Bookstore director Rodney Wallace walked over and opened a photo album emblazoned with a brown-and-green cover showing mallards in marshes. Inside, amid pictures of his children, he kept a snapshot taken from the top of the Empire State Building in 1993. On his first-ever trip to New York, he had been photographing at the very moment the World Trade Center was first attacked by al-Qaeda operatives. "I was scared," he recalled. "You didn't know what was happening. The fire and smoke started spreading." Eight years later, on 9/11, he explained, he had just received a shot for a migraine headache that morning, when he saw the televised sequence of the second plane's assault. "My wife said, 'This is the start of World War III' and I got this thing of despair. I felt sick. I started throwing up." By now he had closed his photo album. I nodded in response, commiserated, and understood how the events of September 11 still had the power to shake people all across the nation.

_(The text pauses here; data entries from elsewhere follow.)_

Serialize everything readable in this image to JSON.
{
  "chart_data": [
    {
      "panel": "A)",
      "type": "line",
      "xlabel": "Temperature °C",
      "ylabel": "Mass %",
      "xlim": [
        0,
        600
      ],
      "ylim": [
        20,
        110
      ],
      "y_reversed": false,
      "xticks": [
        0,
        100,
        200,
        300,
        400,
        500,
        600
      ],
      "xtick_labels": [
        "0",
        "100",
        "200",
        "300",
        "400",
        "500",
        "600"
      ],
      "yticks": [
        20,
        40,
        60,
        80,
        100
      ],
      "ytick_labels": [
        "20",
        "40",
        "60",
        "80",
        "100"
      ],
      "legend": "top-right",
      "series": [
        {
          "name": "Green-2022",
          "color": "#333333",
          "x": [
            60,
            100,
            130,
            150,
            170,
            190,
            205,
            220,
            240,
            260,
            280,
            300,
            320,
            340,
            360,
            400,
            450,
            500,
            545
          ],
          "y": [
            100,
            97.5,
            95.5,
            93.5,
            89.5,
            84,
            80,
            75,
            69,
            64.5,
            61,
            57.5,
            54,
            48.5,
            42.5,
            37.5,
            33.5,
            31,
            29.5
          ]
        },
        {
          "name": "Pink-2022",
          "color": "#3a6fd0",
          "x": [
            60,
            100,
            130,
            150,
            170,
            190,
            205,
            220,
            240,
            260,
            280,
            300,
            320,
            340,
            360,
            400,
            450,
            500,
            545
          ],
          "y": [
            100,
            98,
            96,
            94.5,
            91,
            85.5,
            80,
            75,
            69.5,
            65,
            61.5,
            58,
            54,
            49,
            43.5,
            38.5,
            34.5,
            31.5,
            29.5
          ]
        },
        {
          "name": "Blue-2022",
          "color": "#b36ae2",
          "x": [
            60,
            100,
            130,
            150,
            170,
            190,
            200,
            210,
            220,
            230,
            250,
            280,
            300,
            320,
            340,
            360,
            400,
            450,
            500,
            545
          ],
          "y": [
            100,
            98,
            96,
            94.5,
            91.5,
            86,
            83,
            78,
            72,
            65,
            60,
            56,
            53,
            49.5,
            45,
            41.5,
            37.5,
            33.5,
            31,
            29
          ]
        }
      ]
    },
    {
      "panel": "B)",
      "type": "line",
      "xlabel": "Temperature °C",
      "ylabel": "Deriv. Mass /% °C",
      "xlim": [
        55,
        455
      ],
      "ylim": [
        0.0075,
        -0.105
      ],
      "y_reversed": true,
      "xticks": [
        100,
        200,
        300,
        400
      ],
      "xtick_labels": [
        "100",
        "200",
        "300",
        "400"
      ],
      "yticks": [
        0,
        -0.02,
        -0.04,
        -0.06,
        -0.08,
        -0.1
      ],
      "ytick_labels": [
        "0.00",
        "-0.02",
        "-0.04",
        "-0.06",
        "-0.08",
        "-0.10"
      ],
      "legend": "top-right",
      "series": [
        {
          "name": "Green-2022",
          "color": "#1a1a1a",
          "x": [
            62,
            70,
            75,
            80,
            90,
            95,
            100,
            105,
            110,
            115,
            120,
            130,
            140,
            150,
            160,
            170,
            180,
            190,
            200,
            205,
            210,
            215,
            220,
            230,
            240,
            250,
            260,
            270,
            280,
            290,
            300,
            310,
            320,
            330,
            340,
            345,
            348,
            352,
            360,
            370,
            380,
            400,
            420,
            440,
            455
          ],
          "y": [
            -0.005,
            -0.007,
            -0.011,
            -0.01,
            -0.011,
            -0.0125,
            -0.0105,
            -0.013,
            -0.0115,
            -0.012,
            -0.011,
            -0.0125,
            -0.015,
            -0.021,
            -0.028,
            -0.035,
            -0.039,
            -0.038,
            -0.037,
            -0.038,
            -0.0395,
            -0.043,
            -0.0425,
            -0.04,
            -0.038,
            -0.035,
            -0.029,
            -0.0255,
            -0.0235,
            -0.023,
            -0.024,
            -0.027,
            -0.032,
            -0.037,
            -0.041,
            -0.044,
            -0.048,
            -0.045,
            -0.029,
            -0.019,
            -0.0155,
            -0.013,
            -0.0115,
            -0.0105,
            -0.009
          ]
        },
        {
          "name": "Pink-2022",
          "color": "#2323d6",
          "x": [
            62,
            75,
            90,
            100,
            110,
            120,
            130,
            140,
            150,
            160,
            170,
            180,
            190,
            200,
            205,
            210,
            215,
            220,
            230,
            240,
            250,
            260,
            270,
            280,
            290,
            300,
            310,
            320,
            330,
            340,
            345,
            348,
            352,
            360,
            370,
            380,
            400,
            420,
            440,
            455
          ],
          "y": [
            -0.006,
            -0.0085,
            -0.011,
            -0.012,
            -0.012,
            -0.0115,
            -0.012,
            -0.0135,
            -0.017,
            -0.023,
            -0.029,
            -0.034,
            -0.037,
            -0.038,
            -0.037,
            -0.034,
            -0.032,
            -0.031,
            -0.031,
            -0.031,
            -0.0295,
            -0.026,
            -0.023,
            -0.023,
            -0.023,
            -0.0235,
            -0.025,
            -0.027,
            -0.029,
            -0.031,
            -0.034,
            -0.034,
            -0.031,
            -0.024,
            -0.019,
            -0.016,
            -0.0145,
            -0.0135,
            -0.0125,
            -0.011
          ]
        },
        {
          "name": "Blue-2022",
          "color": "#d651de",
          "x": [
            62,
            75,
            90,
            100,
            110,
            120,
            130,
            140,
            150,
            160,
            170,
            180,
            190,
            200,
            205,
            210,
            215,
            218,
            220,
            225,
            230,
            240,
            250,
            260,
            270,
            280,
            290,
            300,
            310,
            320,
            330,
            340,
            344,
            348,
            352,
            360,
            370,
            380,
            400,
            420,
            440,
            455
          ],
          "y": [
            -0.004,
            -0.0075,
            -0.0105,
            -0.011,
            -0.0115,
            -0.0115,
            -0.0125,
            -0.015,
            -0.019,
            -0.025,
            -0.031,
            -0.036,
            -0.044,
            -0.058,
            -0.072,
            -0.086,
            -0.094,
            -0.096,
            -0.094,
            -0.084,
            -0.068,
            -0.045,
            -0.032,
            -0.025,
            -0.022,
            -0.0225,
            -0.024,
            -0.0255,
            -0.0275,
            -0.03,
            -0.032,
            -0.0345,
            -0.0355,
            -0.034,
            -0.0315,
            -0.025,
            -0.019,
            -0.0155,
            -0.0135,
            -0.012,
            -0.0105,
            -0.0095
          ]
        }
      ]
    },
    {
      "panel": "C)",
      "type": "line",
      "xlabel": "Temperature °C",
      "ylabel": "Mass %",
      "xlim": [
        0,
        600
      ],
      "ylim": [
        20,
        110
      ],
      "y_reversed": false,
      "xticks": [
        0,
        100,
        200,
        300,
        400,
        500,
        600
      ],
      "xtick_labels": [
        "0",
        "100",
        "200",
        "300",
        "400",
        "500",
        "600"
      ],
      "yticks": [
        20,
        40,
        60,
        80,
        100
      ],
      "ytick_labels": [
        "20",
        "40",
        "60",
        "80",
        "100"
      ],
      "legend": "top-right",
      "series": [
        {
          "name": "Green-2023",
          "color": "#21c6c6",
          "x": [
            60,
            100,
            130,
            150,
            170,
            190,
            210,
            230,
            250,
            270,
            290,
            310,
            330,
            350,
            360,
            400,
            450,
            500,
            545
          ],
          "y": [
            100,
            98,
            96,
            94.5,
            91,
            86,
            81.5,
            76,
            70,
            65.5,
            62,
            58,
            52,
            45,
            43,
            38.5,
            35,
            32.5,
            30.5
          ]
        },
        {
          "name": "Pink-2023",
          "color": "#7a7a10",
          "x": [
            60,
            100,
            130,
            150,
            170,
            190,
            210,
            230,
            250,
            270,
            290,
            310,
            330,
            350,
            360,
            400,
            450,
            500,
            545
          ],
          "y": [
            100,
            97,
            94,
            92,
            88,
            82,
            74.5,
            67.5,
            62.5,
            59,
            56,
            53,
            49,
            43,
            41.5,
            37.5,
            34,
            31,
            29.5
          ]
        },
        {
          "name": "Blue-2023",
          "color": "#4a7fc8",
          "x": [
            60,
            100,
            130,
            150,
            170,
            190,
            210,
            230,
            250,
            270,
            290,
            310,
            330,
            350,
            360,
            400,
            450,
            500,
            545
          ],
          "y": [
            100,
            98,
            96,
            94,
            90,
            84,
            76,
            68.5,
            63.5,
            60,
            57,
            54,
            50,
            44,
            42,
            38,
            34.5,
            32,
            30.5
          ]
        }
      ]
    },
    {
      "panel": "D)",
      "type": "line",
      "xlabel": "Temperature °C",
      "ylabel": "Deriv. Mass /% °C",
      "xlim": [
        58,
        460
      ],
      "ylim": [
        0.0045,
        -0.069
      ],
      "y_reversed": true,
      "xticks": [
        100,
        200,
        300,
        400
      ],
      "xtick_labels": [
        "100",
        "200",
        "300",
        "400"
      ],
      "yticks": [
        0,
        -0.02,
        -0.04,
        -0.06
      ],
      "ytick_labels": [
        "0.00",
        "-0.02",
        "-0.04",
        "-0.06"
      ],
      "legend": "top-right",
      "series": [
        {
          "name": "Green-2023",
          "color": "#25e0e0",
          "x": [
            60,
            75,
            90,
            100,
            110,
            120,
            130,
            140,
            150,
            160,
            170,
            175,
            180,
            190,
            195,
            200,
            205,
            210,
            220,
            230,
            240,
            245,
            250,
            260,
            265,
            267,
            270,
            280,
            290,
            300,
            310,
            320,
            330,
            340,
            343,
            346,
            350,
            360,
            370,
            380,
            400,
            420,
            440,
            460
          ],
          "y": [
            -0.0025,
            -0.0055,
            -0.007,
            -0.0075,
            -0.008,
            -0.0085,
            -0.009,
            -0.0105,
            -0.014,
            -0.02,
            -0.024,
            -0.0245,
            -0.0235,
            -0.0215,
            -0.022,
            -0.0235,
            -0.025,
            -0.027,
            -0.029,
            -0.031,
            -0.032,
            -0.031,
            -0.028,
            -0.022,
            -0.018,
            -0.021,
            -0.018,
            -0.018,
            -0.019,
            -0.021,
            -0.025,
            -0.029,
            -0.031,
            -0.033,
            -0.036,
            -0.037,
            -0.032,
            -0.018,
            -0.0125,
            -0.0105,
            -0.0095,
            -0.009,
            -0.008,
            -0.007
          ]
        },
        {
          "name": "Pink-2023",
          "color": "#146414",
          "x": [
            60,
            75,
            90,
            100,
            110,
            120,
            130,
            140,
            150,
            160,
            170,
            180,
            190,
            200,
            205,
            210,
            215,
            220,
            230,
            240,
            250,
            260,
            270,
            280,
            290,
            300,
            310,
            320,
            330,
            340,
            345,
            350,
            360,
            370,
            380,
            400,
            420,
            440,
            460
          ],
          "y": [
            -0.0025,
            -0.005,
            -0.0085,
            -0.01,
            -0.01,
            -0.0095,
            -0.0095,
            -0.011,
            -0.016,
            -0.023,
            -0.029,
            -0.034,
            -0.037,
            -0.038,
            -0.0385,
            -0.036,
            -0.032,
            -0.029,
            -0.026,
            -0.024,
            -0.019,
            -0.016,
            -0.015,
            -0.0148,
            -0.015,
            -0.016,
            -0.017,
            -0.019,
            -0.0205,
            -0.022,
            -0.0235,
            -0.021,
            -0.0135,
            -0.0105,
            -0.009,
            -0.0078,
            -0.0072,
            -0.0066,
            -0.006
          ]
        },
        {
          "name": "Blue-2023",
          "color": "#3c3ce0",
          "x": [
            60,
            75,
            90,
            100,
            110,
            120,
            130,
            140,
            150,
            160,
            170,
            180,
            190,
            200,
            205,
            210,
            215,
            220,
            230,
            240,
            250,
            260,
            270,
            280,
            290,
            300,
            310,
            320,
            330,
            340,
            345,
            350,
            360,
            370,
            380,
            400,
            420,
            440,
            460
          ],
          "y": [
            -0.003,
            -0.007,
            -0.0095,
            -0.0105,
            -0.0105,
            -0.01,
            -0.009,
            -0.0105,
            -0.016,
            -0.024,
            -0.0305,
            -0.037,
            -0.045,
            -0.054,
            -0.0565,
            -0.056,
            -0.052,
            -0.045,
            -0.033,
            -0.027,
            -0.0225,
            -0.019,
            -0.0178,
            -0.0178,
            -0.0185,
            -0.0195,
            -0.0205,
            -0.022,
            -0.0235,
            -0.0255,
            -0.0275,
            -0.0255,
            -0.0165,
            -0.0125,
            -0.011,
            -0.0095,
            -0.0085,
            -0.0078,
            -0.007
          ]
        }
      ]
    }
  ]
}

In the evening, another man, who will remain anonymous, shared a different view. "There are a lot of 'Good Ol' Boys' out here, with their camouflage ballcaps," he confided. "A lot of 'em. I know them. They don't think about nine-eleven. It didn't effect them. It didn't happen here. They don't ever think about New York." What about the bombings in Oklahoma City?, I asked, realizing the city's proximity to Fort Smith. "A lot of them agreed with [the bombers]. They thought government had it coming." What about the children in the day-care centers who died? "They had it coming to 'em, that's what they think. They have their [shotguns] -- it's only recently we had to take them down from the gun racks [on our trucks and vans]. They have their land. And that's it. You come after them, they'll use 'em."

Despite this chilly nightcap, the outpouring of warmth I had felt throughout this crisp September day was quite moving, heartening, sincere. I realized: I might have been given the key to the city, but there was a lot of Fort Smith that would remain safely locked away.